= Alan Simpson (theatre director) =

Irish theatre director (1921–1980)

Alan Simpson (1921–1980) was an Irish theatre director.

Simpson was born in Dublin, Ireland and was the son of Walter Simpson, a Church of Ireland clergyman. He was called up to the army in 1941. In 1945 he transferred onto the army reserve and joined the Gate Theatre, Dublin as stage manager.

== Career ==
In 1953 Simpson co-founded the Pike Theatre along with his wife Carolyn Swift. On November 19, 1954, Simpson staged the first ever production of The Quare Fellow by Brendan Behan, and, in 1955, he mounted the first Irish production of Samuel Beckett's Waiting for Godot, which went on to become one of the longest-running productions in Ireland up until that time. In 1957 he staged Tennessee Williams' The Rose Tattoo during the first International Dublin Theatre Festival. Despite being hugely successful and receiving positive reviews from both Irish and English critics, the production sparked controversy when a member of the audience claimed to have seen a contraceptive produced during the performance. Simpson was arrested on May 21, 1957 on a charge of producing an indecent and profane performance for gain and was incarcerated for one night at Bridewell. Despite the court case dragging on for the next year, Simpson was eventually discharged. However, the costly legal proceedings had a devastating impact on Simpson both financially and personally and eventually led to the closure of the Pike theatre in 1960. After his marriage to Swift broke down in 1961, he worked in several theatre productions in England and Scotland, after which he was hired as artistic adviser to the Abbey Theatre on a ten-month contract in 1968. Between 1969 and 1976 he directed numerous productions including The Hard life, She Stoops to Conquer, The Quare Fellow and others.

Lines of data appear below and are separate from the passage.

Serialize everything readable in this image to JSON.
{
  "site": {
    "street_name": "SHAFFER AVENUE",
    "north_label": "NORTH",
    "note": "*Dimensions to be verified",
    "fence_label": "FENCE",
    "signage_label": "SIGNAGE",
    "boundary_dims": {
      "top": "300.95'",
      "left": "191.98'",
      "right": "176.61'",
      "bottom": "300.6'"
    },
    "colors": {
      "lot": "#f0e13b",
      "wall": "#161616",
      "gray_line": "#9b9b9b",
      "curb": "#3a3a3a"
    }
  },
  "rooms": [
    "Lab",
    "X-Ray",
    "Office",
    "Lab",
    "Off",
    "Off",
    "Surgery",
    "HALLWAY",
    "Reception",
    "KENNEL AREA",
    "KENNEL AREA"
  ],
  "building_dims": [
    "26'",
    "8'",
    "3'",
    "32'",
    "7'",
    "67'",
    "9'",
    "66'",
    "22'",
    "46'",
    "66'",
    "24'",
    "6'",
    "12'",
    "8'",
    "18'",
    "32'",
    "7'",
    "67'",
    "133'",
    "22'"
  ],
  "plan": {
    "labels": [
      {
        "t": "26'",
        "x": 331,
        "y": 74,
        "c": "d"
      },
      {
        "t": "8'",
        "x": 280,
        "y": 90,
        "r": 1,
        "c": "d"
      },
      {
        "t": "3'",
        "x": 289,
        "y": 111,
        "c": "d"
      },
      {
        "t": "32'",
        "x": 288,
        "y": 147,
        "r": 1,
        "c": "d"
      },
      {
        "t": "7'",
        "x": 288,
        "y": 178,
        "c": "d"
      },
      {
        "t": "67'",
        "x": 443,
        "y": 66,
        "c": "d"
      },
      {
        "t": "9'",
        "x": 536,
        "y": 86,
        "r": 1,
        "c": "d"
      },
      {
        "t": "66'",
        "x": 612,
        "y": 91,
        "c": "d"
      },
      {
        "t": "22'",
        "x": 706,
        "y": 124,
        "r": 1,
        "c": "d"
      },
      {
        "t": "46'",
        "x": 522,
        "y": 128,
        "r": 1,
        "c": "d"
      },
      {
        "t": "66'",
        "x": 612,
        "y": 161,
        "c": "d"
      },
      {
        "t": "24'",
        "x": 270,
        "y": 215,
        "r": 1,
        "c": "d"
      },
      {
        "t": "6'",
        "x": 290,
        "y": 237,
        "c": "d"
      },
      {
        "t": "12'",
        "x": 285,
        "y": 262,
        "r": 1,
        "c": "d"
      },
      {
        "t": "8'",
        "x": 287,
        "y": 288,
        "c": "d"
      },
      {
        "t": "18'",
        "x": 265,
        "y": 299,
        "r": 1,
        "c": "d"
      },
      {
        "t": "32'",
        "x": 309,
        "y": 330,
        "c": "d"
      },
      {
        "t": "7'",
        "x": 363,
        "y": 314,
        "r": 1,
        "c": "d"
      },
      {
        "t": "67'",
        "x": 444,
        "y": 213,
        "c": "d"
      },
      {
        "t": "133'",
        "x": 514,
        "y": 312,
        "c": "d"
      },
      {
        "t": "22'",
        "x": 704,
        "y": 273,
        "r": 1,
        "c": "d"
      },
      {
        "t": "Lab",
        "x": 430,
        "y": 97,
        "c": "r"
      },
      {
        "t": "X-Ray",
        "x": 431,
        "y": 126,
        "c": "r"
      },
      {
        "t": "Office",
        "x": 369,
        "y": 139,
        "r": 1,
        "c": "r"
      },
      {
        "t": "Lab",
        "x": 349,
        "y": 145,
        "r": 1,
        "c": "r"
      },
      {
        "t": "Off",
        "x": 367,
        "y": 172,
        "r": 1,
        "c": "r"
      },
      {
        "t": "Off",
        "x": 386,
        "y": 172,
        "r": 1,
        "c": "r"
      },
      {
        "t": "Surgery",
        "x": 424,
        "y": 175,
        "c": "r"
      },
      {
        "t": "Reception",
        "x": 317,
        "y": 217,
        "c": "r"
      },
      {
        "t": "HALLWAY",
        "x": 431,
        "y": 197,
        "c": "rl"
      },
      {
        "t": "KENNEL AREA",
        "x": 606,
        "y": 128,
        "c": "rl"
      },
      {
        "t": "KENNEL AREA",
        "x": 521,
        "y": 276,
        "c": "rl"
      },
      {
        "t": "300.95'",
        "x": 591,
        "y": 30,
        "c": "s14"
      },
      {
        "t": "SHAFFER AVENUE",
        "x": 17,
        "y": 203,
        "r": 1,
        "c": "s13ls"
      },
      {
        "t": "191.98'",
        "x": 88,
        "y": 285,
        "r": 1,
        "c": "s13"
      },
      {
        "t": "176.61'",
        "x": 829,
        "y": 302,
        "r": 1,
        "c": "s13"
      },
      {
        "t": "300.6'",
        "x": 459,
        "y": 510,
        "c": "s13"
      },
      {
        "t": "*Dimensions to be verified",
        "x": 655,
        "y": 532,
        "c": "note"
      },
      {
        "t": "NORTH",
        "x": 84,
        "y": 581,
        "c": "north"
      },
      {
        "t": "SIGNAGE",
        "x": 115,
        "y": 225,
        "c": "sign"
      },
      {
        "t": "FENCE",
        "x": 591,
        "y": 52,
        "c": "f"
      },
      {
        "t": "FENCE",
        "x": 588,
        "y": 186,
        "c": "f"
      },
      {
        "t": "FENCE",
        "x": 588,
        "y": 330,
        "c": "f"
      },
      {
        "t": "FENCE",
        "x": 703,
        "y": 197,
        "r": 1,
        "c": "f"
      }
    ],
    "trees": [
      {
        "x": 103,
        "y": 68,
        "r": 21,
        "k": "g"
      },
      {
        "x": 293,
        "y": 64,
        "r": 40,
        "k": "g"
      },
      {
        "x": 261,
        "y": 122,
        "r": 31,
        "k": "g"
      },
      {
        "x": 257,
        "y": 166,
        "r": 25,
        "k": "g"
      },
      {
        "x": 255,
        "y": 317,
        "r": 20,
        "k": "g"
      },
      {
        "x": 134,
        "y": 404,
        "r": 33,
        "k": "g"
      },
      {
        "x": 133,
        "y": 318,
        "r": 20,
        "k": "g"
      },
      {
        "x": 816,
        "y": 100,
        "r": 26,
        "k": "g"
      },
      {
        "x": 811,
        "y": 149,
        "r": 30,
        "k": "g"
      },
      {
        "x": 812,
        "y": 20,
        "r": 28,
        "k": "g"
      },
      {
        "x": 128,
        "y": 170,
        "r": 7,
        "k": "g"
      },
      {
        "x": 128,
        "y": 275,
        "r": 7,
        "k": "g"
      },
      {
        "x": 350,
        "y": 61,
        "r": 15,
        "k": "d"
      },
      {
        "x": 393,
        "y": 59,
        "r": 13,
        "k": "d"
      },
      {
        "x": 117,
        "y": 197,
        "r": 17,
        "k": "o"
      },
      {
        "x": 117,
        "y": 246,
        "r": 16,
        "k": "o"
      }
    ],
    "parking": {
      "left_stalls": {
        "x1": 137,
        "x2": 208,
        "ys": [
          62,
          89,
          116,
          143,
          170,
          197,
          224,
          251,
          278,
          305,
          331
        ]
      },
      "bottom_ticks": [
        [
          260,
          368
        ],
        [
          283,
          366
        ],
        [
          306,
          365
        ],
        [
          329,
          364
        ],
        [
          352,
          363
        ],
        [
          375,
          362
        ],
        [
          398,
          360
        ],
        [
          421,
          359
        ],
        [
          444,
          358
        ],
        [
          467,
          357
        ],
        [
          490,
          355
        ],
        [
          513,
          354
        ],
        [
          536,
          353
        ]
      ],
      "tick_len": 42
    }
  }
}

He also staged in several musicals such as Jesus Christ Superstar in 1973 and Joseph and the amazing technicolor dreamcoat at the Gaiety Theatre. He later moved to the United States of America where he lectured at New York State University in 1978 and directed Androcles and the lion by George Bernard Shaw.

Simpson divorced his first wife, Carolyn Swift. He then married Irish actress, Eileen Colgan. Simpson and Colgan remained together until his death in 1980.